Sejak dulu, selalu saja sang mama yang menjadi penyebab dari memburuknya hubungannya dengan pasangan. Dulu, ia batal menikah dengan Aruna, dan kini setelah menikah dengan Denise, penyebabnya selalu saja dari mama. Ia sadar bahwa posisinya sebagai anak, harus bisa membahagiakan orangtua. Namun, di sisi lain, ia juga adalah seorang suami yang memiliki tanggungjawab terhadap rumah tangga. Denise adalah isteri yang ia sayangi, dan hanya karena perselisihan paham, mereka jadi bertengkar.

Ia baru saja menolak panggilan dari Denise. Untuk saat ini, ia belum ingin berbicara dengan Denise. Ia butuh menenangkan diri. Namun, gilanya, dalam masa-masa penuh kebimbangan, ia malah meminta Aruna untuk kembali padanya. Sama seperti yang dulu ia janjikan setelah menikahi Denise.

Belakangan, Aruna malah menikah dengan Damar atas permintaan orangtuanya.

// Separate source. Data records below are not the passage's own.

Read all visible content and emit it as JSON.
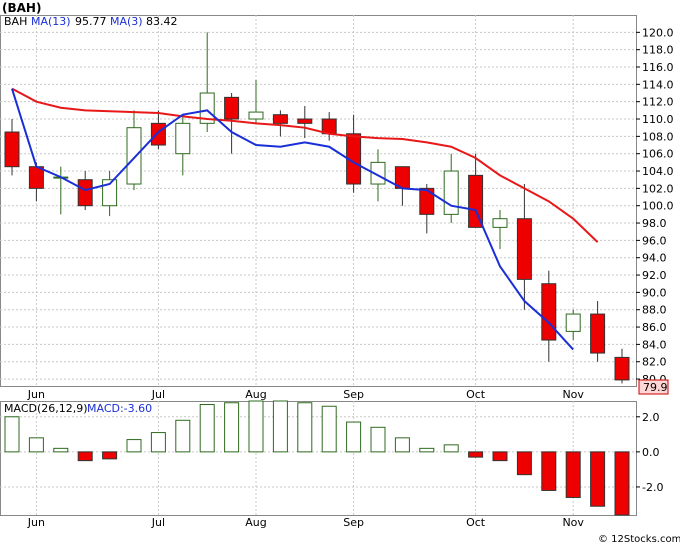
{
  "title": "(BAH)",
  "credit": "© 12Stocks.com",
  "colors": {
    "up_fill": "#ffffff",
    "up_edge": "#2e6a1e",
    "down_fill": "#ee0000",
    "down_edge": "#333333",
    "ma13": "#e81818",
    "ma3": "#1a2fd6",
    "macd_edge": "#2e6a1e",
    "macd_neg_fill": "#ee0000",
    "grid": "#c8c8c8",
    "blue_text": "#1a2fd6",
    "price_tag_bg": "#ffd6d6"
  },
  "legend": {
    "ticker": "BAH",
    "ma13_label": "MA(13)",
    "ma13_value": "95.77",
    "ma3_label": "MA(3)",
    "ma3_value": "83.42"
  },
  "macd_legend": {
    "label": "MACD(26,12,9)",
    "value_label": "MACD:-3.60"
  },
  "last_price": "79.9",
  "chart_data": [
    {
      "type": "candlestick",
      "title": "(BAH)",
      "x_labels": [
        "Jun",
        "Jul",
        "Aug",
        "Sep",
        "Oct",
        "Nov"
      ],
      "x_label_week_index": [
        1,
        6,
        10,
        14,
        19,
        23
      ],
      "y_ticks": [
        80.0,
        82.0,
        84.0,
        86.0,
        88.0,
        90.0,
        92.0,
        94.0,
        96.0,
        98.0,
        100.0,
        102.0,
        104.0,
        106.0,
        108.0,
        110.0,
        112.0,
        114.0,
        116.0,
        118.0,
        120.0
      ],
      "ylim": [
        79.2,
        122.0
      ],
      "weeks": 25,
      "candles": [
        {
          "open": 108.5,
          "high": 110.0,
          "low": 103.5,
          "close": 104.5
        },
        {
          "open": 104.5,
          "high": 105.0,
          "low": 100.5,
          "close": 102.0
        },
        {
          "open": 103.3,
          "high": 104.5,
          "low": 99.0,
          "close": 103.3
        },
        {
          "open": 103.0,
          "high": 104.0,
          "low": 99.5,
          "close": 100.0
        },
        {
          "open": 100.0,
          "high": 104.0,
          "low": 98.8,
          "close": 103.0
        },
        {
          "open": 102.5,
          "high": 111.0,
          "low": 101.8,
          "close": 109.0
        },
        {
          "open": 109.5,
          "high": 111.0,
          "low": 106.5,
          "close": 107.0
        },
        {
          "open": 106.0,
          "high": 110.5,
          "low": 103.5,
          "close": 109.5
        },
        {
          "open": 109.5,
          "high": 120.0,
          "low": 108.5,
          "close": 113.0
        },
        {
          "open": 112.5,
          "high": 113.0,
          "low": 106.0,
          "close": 110.0
        },
        {
          "open": 110.0,
          "high": 114.5,
          "low": 109.5,
          "close": 110.8
        },
        {
          "open": 110.5,
          "high": 111.0,
          "low": 108.0,
          "close": 109.5
        },
        {
          "open": 110.0,
          "high": 111.5,
          "low": 107.8,
          "close": 109.5
        },
        {
          "open": 110.0,
          "high": 110.8,
          "low": 107.5,
          "close": 108.3
        },
        {
          "open": 108.3,
          "high": 110.5,
          "low": 101.5,
          "close": 102.5
        },
        {
          "open": 102.5,
          "high": 106.5,
          "low": 100.5,
          "close": 105.0
        },
        {
          "open": 104.5,
          "high": 104.5,
          "low": 100.0,
          "close": 102.0
        },
        {
          "open": 102.0,
          "high": 102.5,
          "low": 96.8,
          "close": 99.0
        },
        {
          "open": 99.0,
          "high": 106.0,
          "low": 98.0,
          "close": 104.0
        },
        {
          "open": 103.5,
          "high": 106.0,
          "low": 97.5,
          "close": 97.5
        },
        {
          "open": 97.5,
          "high": 99.5,
          "low": 95.0,
          "close": 98.5
        },
        {
          "open": 98.5,
          "high": 102.5,
          "low": 88.0,
          "close": 91.5
        },
        {
          "open": 91.0,
          "high": 92.5,
          "low": 82.0,
          "close": 84.5
        },
        {
          "open": 85.5,
          "high": 88.0,
          "low": 84.5,
          "close": 87.5
        },
        {
          "open": 87.5,
          "high": 89.0,
          "low": 82.0,
          "close": 83.0
        },
        {
          "open": 82.5,
          "high": 83.5,
          "low": 79.5,
          "close": 79.9
        }
      ],
      "ma13": [
        {
          "i": 0,
          "v": 113.5
        },
        {
          "i": 1,
          "v": 112.0
        },
        {
          "i": 2,
          "v": 111.3
        },
        {
          "i": 3,
          "v": 111.0
        },
        {
          "i": 4,
          "v": 110.9
        },
        {
          "i": 5,
          "v": 110.8
        },
        {
          "i": 6,
          "v": 110.7
        },
        {
          "i": 7,
          "v": 110.3
        },
        {
          "i": 8,
          "v": 110.0
        },
        {
          "i": 9,
          "v": 109.8
        },
        {
          "i": 10,
          "v": 109.5
        },
        {
          "i": 11,
          "v": 109.3
        },
        {
          "i": 12,
          "v": 109.0
        },
        {
          "i": 13,
          "v": 108.3
        },
        {
          "i": 14,
          "v": 108.0
        },
        {
          "i": 15,
          "v": 107.8
        },
        {
          "i": 16,
          "v": 107.7
        },
        {
          "i": 17,
          "v": 107.3
        },
        {
          "i": 18,
          "v": 106.8
        },
        {
          "i": 19,
          "v": 105.5
        },
        {
          "i": 20,
          "v": 103.5
        },
        {
          "i": 21,
          "v": 102.0
        },
        {
          "i": 22,
          "v": 100.5
        },
        {
          "i": 23,
          "v": 98.5
        },
        {
          "i": 24,
          "v": 95.8
        }
      ],
      "ma3": [
        {
          "i": 0,
          "v": 113.5
        },
        {
          "i": 1,
          "v": 104.5
        },
        {
          "i": 2,
          "v": 103.3
        },
        {
          "i": 3,
          "v": 101.8
        },
        {
          "i": 4,
          "v": 102.5
        },
        {
          "i": 5,
          "v": 105.5
        },
        {
          "i": 6,
          "v": 108.5
        },
        {
          "i": 7,
          "v": 110.5
        },
        {
          "i": 8,
          "v": 111.0
        },
        {
          "i": 9,
          "v": 108.5
        },
        {
          "i": 10,
          "v": 107.0
        },
        {
          "i": 11,
          "v": 106.8
        },
        {
          "i": 12,
          "v": 107.3
        },
        {
          "i": 13,
          "v": 106.8
        },
        {
          "i": 14,
          "v": 105.0
        },
        {
          "i": 15,
          "v": 103.5
        },
        {
          "i": 16,
          "v": 102.0
        },
        {
          "i": 17,
          "v": 101.8
        },
        {
          "i": 18,
          "v": 100.0
        },
        {
          "i": 19,
          "v": 99.5
        },
        {
          "i": 20,
          "v": 93.0
        },
        {
          "i": 21,
          "v": 89.0
        },
        {
          "i": 22,
          "v": 86.5
        },
        {
          "i": 23,
          "v": 83.4
        }
      ],
      "ma13_start_week": 0,
      "ma3_start_week": 3
    },
    {
      "type": "bar",
      "title": "MACD(26,12,9)",
      "y_ticks": [
        2.0,
        0.0,
        -2.0
      ],
      "ylim": [
        -3.6,
        2.9
      ],
      "values": [
        2.0,
        0.8,
        0.2,
        -0.5,
        -0.4,
        0.7,
        1.1,
        1.8,
        2.7,
        2.8,
        2.9,
        2.9,
        2.8,
        2.6,
        1.7,
        1.4,
        0.8,
        0.2,
        0.4,
        -0.3,
        -0.5,
        -1.3,
        -2.2,
        -2.6,
        -3.1,
        -3.6
      ]
    }
  ]
}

Aruna hanya mencintainya. Setidaknya hal itu yang ia pegang, hingga beberapa hari lalu. Ternyata pemikiran itu terpatahkan oleh kenyataan bahwa hati Aruna telah berubah. Ia bukan lagi satu-satunya laki-laki yang Aruna cintai dan Aruna inginkan untuk menjadi pendamping hidup. Sosok dirinya sebagai satu-satunya laki-laki dalam hidup Aruna kini tergantikan oleh sosok laki-laki lain, yaitu Damar.

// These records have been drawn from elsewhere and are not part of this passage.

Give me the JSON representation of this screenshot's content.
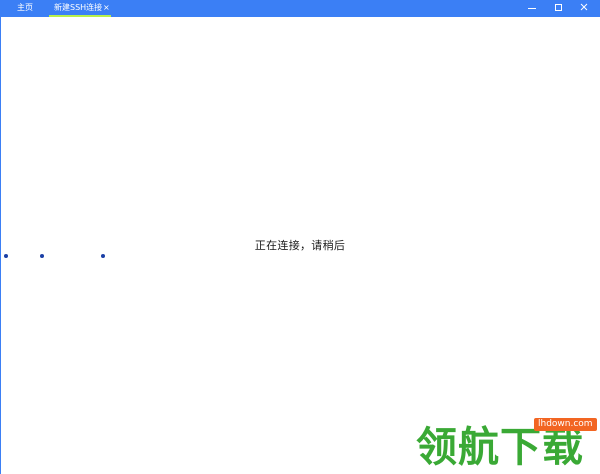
{
  "tabs": {
    "home_label": "主页",
    "ssh_label": "新建SSH连接",
    "close_glyph": "×"
  },
  "window_controls": {
    "minimize_icon": "minimize-icon",
    "maximize_icon": "maximize-icon",
    "close_icon": "close-icon"
  },
  "main": {
    "status_text": "正在连接，请稍后"
  },
  "watermark": {
    "url": "lhdown.com",
    "brand": "领航下载"
  },
  "colors": {
    "titlebar": "#3b7ff5",
    "active_tab_underline": "#b8f04a",
    "loading_dots": "#1a3fa6",
    "watermark_green": "#3aa935",
    "watermark_orange": "#f26522"
  }
}
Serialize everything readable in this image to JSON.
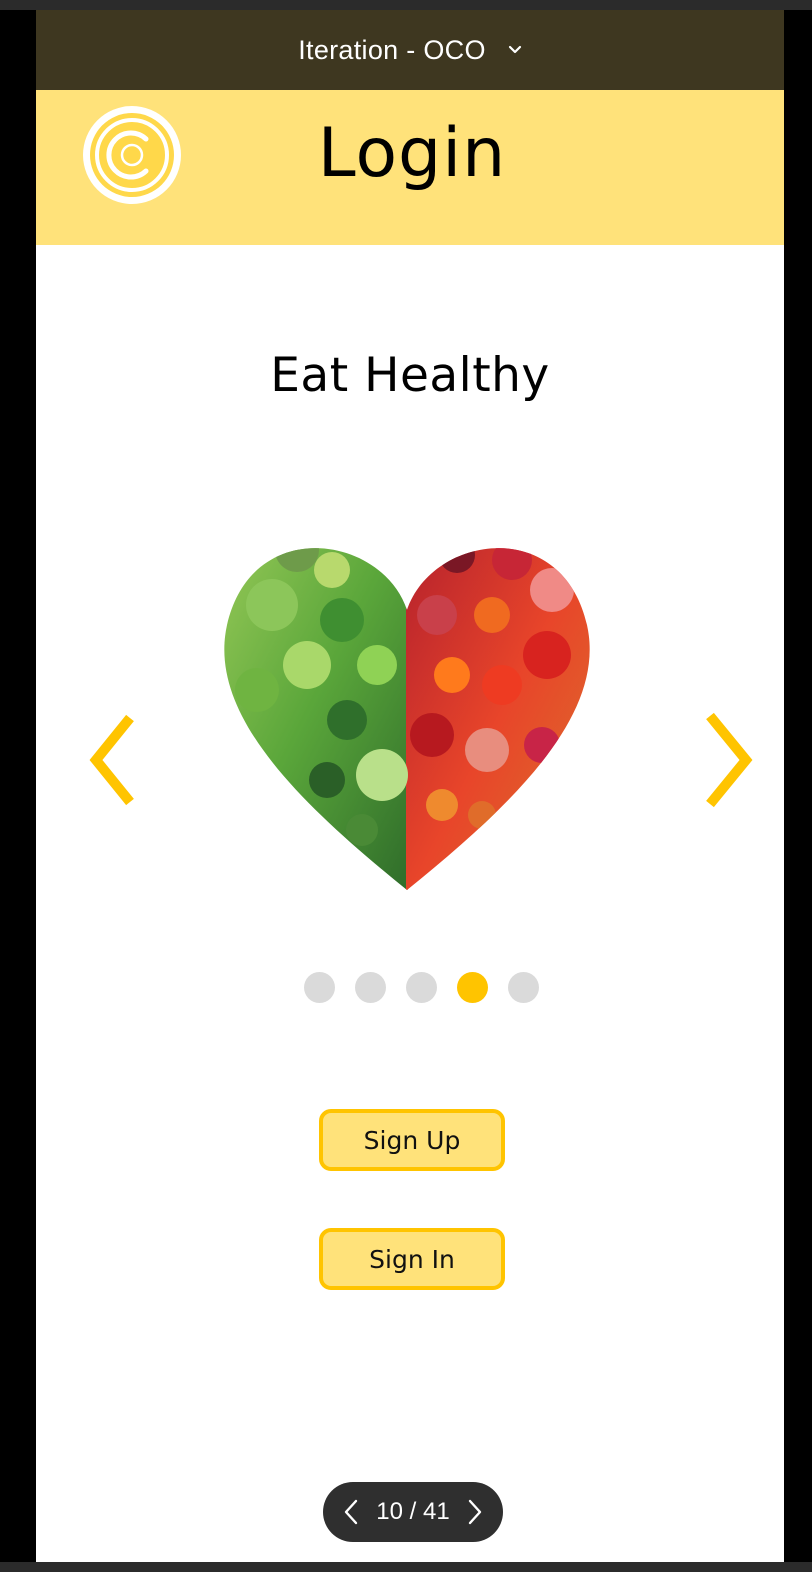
{
  "prototype_bar": {
    "title": "Iteration - OCO",
    "dropdown_icon": "chevron-down-icon",
    "background": "#3e3720"
  },
  "header": {
    "title": "Login",
    "logo_icon": "oco-logo",
    "background": "#ffe27a"
  },
  "carousel": {
    "slide_title": "Eat Healthy",
    "image": "vegetable-heart-image",
    "prev_icon": "chevron-left-icon",
    "next_icon": "chevron-right-icon",
    "total_dots": 5,
    "active_dot": 4,
    "accent": "#ffc400",
    "inactive_dot_color": "#dadada"
  },
  "buttons": {
    "sign_up": "Sign Up",
    "sign_in": "Sign In"
  },
  "pager": {
    "label": "10 / 41",
    "prev_icon": "chevron-left-icon",
    "next_icon": "chevron-right-icon"
  }
}
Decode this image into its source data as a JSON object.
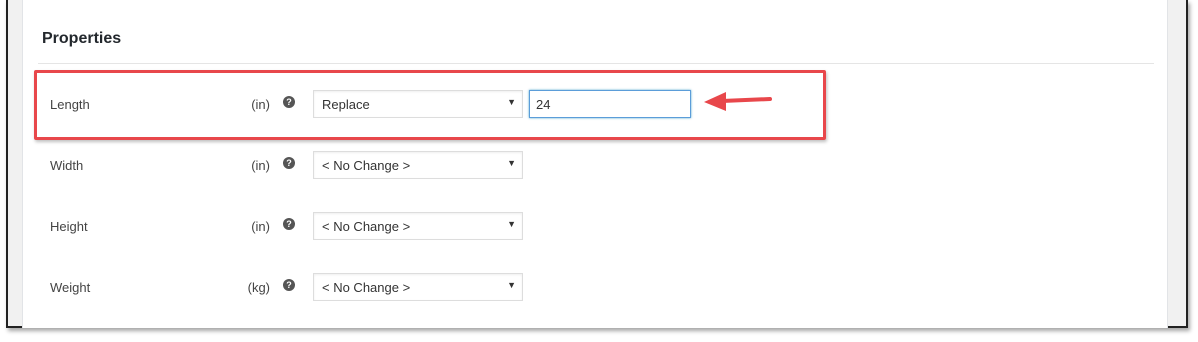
{
  "section": {
    "title": "Properties"
  },
  "rows": [
    {
      "label": "Length",
      "unit": "(in)",
      "help_icon": "?",
      "select_value": "Replace",
      "input_value": "24"
    },
    {
      "label": "Width",
      "unit": "(in)",
      "help_icon": "?",
      "select_value": "< No Change >"
    },
    {
      "label": "Height",
      "unit": "(in)",
      "help_icon": "?",
      "select_value": "< No Change >"
    },
    {
      "label": "Weight",
      "unit": "(kg)",
      "help_icon": "?",
      "select_value": "< No Change >"
    }
  ],
  "icons": {
    "help": "question-circle-icon",
    "caret": "caret-down-icon",
    "arrow": "arrow-left-icon"
  },
  "colors": {
    "highlight": "#e8474b",
    "input_focus": "#5b9dd9"
  }
}
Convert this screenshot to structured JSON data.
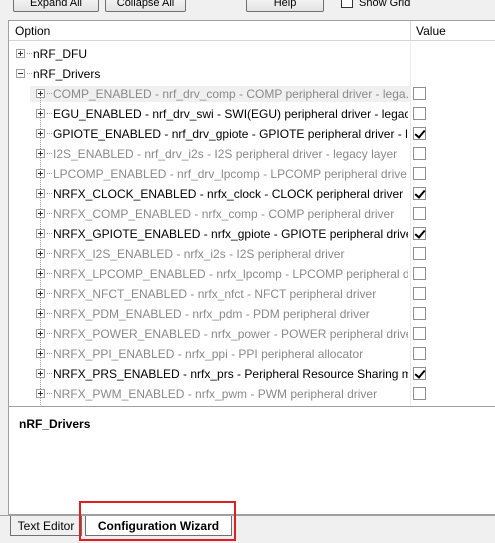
{
  "toolbar": {
    "expand_all": "Expand All",
    "collapse_all": "Collapse All",
    "help": "Help",
    "show_grid": "Show Grid"
  },
  "header": {
    "option": "Option",
    "value": "Value"
  },
  "tree": {
    "groups": [
      {
        "label": "nRF_DFU"
      },
      {
        "label": "nRF_Drivers"
      }
    ],
    "items": [
      {
        "label": "COMP_ENABLED - nrf_drv_comp - COMP peripheral driver - lega...",
        "enabled": false,
        "checked": false
      },
      {
        "label": "EGU_ENABLED  - nrf_drv_swi - SWI(EGU) peripheral driver - legac...",
        "enabled": true,
        "checked": false
      },
      {
        "label": "GPIOTE_ENABLED - nrf_drv_gpiote - GPIOTE peripheral driver - le...",
        "enabled": true,
        "checked": true
      },
      {
        "label": "I2S_ENABLED - nrf_drv_i2s - I2S peripheral driver - legacy layer",
        "enabled": false,
        "checked": false
      },
      {
        "label": "LPCOMP_ENABLED - nrf_drv_lpcomp - LPCOMP peripheral drive...",
        "enabled": false,
        "checked": false
      },
      {
        "label": "NRFX_CLOCK_ENABLED - nrfx_clock - CLOCK peripheral driver",
        "enabled": true,
        "checked": true
      },
      {
        "label": "NRFX_COMP_ENABLED - nrfx_comp - COMP peripheral driver",
        "enabled": false,
        "checked": false
      },
      {
        "label": "NRFX_GPIOTE_ENABLED - nrfx_gpiote - GPIOTE peripheral driver",
        "enabled": true,
        "checked": true
      },
      {
        "label": "NRFX_I2S_ENABLED - nrfx_i2s - I2S peripheral driver",
        "enabled": false,
        "checked": false
      },
      {
        "label": "NRFX_LPCOMP_ENABLED - nrfx_lpcomp - LPCOMP peripheral driv...",
        "enabled": false,
        "checked": false
      },
      {
        "label": "NRFX_NFCT_ENABLED - nrfx_nfct - NFCT peripheral driver",
        "enabled": false,
        "checked": false
      },
      {
        "label": "NRFX_PDM_ENABLED - nrfx_pdm - PDM peripheral driver",
        "enabled": false,
        "checked": false
      },
      {
        "label": "NRFX_POWER_ENABLED - nrfx_power - POWER peripheral driver",
        "enabled": false,
        "checked": false
      },
      {
        "label": "NRFX_PPI_ENABLED - nrfx_ppi - PPI peripheral allocator",
        "enabled": false,
        "checked": false
      },
      {
        "label": "NRFX_PRS_ENABLED - nrfx_prs - Peripheral Resource Sharing mo...",
        "enabled": true,
        "checked": true
      },
      {
        "label": "NRFX_PWM_ENABLED - nrfx_pwm - PWM peripheral driver",
        "enabled": false,
        "checked": false
      }
    ]
  },
  "description": {
    "title": "nRF_Drivers"
  },
  "tabs": {
    "text_editor": "Text Editor",
    "config_wizard": "Configuration Wizard"
  },
  "colors": {
    "highlight_box": "#e02020",
    "disabled_text": "#8a8a8a"
  }
}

Mengapa harus Damar? Mengapa harus laki-laki itu yang kini dicintai Aruna?

Apa hebatnya Damar? Mereka baru saling mengenal selama enam bulan, sementara ia telah mengenal Aruna selama lebih dari sepuluh tahun. Bukankah ia yang seharusnya lebih pantas dicintai Aruna? Mengenal Aruna dalam kurun waktu selama itu tentu saja bisa menjadi jaminan bahwa dialah yang terbaik untuk Aruna.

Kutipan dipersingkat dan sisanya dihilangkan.